Your Sikich team can work with you to review the strength and resilience of your compliance processes and make adjustments before we implement Microsoft Dynamics 365. Hundreds of clients in compliance-intense industries have collaborated with us to mitigate compliance risks and efforts. While compliance typically requires an additional layer of reporting and control, we know how to create this in such a way that the business as a whole benefits from it. Improved efficiencies, faster workflows, and better visibility can serve compliance as well as the company’s overall goals.
When we deploy Dynamics 365 for your distribution business, we maintain the integrity of compliant processes in the ERP environment. Compliance and quality management dashboards and analytics tools can help you gain assurance that the company’s activities meet the required standards, or else allow you take corrective action.
Customers and suppliers may be ready for you to assist them in becoming more environmentally responsible. Some distributors offer recycling of products at the end of their lifecycle or of bulky packaging and containers that they cannot reuse or store. In Microsoft Dynamics, you can manage this as a valuable, profitable service that, currently, can still create a powerful competitive distinction for your company.
A SUPPLY CHAIN PARTNER YOU CAN COUNT ON
As we hear sometimes from clients, the Sikich ERP and supply chain management practice offers a unique combination of assets:
- Other consultancies may deploy powerful, state-of-the-art solutions, but don’t offer an efficient, low-risk deployment approach optimized for supply chain and distribution management like we do with HEADSTART.
- Even some larger consultancies and systems integrators lack end-to-end, modern, unified supply chain management capabilities in their arsenal. To address clients’ supply chain concerns, they need to deploy and integrate several software products. Clients have to invest significant effort for updating and managing the integrations and applications in the complex environments that result, which drives up their total cost of technology ownership (TCO).
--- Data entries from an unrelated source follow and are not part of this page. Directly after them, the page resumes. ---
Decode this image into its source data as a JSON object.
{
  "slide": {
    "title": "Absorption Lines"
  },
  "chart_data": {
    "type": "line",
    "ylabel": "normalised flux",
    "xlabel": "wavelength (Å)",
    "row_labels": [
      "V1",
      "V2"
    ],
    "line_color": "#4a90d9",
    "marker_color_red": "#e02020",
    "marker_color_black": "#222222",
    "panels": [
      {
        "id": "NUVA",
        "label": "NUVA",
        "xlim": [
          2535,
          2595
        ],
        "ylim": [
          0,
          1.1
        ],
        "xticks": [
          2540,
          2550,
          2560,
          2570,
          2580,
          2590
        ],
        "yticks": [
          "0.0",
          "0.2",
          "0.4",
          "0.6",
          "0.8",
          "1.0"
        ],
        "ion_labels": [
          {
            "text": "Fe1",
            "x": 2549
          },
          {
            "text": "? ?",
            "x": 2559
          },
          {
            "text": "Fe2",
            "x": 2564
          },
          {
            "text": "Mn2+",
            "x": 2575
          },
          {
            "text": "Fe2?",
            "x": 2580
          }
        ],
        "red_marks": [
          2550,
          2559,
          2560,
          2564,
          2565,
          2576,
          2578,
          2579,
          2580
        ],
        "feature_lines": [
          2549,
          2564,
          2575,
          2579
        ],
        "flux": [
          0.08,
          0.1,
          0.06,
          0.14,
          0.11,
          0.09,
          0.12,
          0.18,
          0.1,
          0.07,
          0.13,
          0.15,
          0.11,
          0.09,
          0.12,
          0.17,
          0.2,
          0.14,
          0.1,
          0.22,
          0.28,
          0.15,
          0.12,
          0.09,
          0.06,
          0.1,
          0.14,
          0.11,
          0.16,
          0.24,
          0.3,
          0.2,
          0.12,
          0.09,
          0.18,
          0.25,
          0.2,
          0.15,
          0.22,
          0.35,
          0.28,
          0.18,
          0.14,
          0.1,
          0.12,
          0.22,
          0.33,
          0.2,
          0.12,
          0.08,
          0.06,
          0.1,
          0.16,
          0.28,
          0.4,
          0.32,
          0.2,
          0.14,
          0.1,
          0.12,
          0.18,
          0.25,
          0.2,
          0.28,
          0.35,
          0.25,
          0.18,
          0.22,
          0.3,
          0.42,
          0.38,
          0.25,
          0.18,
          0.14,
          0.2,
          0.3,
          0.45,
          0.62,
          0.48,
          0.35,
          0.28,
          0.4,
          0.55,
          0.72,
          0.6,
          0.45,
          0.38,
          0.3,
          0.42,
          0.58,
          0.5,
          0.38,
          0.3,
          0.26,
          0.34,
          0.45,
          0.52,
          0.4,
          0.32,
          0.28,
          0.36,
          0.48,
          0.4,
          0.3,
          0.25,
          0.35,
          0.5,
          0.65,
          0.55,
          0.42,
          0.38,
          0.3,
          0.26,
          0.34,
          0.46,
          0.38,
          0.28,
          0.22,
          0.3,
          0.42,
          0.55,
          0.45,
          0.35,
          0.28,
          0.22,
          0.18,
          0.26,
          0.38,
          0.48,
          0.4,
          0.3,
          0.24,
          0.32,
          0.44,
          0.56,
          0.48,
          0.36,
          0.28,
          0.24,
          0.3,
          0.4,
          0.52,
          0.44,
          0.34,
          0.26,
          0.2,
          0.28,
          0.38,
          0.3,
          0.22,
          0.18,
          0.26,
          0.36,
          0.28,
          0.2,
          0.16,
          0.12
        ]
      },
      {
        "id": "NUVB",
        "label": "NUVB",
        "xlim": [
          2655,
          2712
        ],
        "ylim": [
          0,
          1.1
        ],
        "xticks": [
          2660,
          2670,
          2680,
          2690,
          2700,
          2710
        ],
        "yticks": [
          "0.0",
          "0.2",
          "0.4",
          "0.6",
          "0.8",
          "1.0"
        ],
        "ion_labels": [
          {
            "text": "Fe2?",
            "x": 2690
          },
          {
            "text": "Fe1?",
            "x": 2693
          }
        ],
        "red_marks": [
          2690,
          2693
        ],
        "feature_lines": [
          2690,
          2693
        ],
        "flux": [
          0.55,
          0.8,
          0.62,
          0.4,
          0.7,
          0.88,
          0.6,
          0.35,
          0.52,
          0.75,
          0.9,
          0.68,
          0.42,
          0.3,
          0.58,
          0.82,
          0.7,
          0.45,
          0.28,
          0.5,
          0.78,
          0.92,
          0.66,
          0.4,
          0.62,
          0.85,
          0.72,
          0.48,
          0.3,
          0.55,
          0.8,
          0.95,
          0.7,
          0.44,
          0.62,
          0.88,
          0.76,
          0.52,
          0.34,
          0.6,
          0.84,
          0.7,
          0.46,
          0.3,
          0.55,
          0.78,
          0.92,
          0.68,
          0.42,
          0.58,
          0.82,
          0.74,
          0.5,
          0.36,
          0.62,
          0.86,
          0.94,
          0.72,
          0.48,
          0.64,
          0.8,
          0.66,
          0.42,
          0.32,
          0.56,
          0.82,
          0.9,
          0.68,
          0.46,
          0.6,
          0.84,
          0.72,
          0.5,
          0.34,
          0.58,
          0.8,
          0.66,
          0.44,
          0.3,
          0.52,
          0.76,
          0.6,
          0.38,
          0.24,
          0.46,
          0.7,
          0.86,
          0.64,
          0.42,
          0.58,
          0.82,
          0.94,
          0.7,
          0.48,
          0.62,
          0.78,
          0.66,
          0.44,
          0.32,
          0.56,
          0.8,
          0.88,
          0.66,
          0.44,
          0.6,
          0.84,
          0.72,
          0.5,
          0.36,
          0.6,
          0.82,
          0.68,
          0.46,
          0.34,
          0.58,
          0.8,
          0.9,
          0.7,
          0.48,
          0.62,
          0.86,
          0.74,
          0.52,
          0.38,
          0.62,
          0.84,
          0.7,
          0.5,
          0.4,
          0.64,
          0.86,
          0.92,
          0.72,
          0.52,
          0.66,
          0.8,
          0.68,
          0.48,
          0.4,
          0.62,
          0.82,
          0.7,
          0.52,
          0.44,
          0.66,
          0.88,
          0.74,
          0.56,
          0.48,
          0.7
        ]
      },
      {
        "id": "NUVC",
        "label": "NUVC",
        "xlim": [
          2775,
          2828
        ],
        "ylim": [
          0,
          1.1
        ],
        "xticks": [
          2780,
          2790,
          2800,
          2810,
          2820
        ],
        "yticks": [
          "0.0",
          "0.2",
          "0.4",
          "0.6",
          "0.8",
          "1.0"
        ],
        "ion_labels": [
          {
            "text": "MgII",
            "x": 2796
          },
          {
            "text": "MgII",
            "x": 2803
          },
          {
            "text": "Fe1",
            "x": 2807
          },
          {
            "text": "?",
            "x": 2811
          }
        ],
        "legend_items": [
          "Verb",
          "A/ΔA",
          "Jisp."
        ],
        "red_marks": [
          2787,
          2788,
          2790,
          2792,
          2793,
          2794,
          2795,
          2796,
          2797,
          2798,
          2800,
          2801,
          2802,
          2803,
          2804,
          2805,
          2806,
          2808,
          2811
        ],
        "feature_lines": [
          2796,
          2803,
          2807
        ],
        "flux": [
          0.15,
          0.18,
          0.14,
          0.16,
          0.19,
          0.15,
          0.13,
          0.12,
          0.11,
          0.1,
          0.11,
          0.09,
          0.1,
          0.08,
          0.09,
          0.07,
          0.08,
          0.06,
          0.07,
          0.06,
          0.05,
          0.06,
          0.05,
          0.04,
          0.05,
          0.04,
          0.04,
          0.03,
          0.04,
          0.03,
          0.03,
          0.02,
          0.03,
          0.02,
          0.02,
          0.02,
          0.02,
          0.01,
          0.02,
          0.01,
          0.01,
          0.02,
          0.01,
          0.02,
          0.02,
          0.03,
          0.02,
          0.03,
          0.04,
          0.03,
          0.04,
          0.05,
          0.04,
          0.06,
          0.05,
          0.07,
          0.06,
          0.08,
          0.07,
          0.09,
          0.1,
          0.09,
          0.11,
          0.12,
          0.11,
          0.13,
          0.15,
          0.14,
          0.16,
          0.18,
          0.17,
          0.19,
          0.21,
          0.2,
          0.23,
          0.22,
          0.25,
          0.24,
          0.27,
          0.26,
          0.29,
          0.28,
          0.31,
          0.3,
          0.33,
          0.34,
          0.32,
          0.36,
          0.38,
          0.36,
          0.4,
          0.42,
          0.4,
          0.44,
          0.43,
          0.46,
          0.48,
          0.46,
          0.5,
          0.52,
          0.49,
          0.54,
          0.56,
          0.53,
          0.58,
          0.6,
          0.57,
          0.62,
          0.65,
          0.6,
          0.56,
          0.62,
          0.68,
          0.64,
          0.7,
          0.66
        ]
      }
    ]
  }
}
- At the same time, we build on decades of experience of supporting distributors, accompanying them throughout their journey from startups to industry leaders. Sikich consultants have frequently assisted companies make a successful transition to partnering with online retailers to extend their distribution. We have also helped them shift rapidly when business rules or market conditions changed without advance warning. Our deep bench of expertise includes distribution disciplines like warehousing, barcode scanning, voice picking, conveyor automation, radio frequency (RF) technology, and others.
We start with the current state of your business, but we don’t stop there. We learn your company’s unique vision, value proposition, and direction. When we deploy your Dynamics 365 platform, we ensure that it is extensible and flexible to support change and growth. Some technologies may not be called for right now, but they may make a difference in the future. Using the internet of things (IoT) for anytime, anywhere tracking of products, materials, containers, and vehicles may be a next step for you. Or, machine learning and artificial intelligence to anticipate demand, optimize logistics, or determine best-fit suppliers. On your ERP foundation, you can manage today’s business and foster innovation to outperform the competition.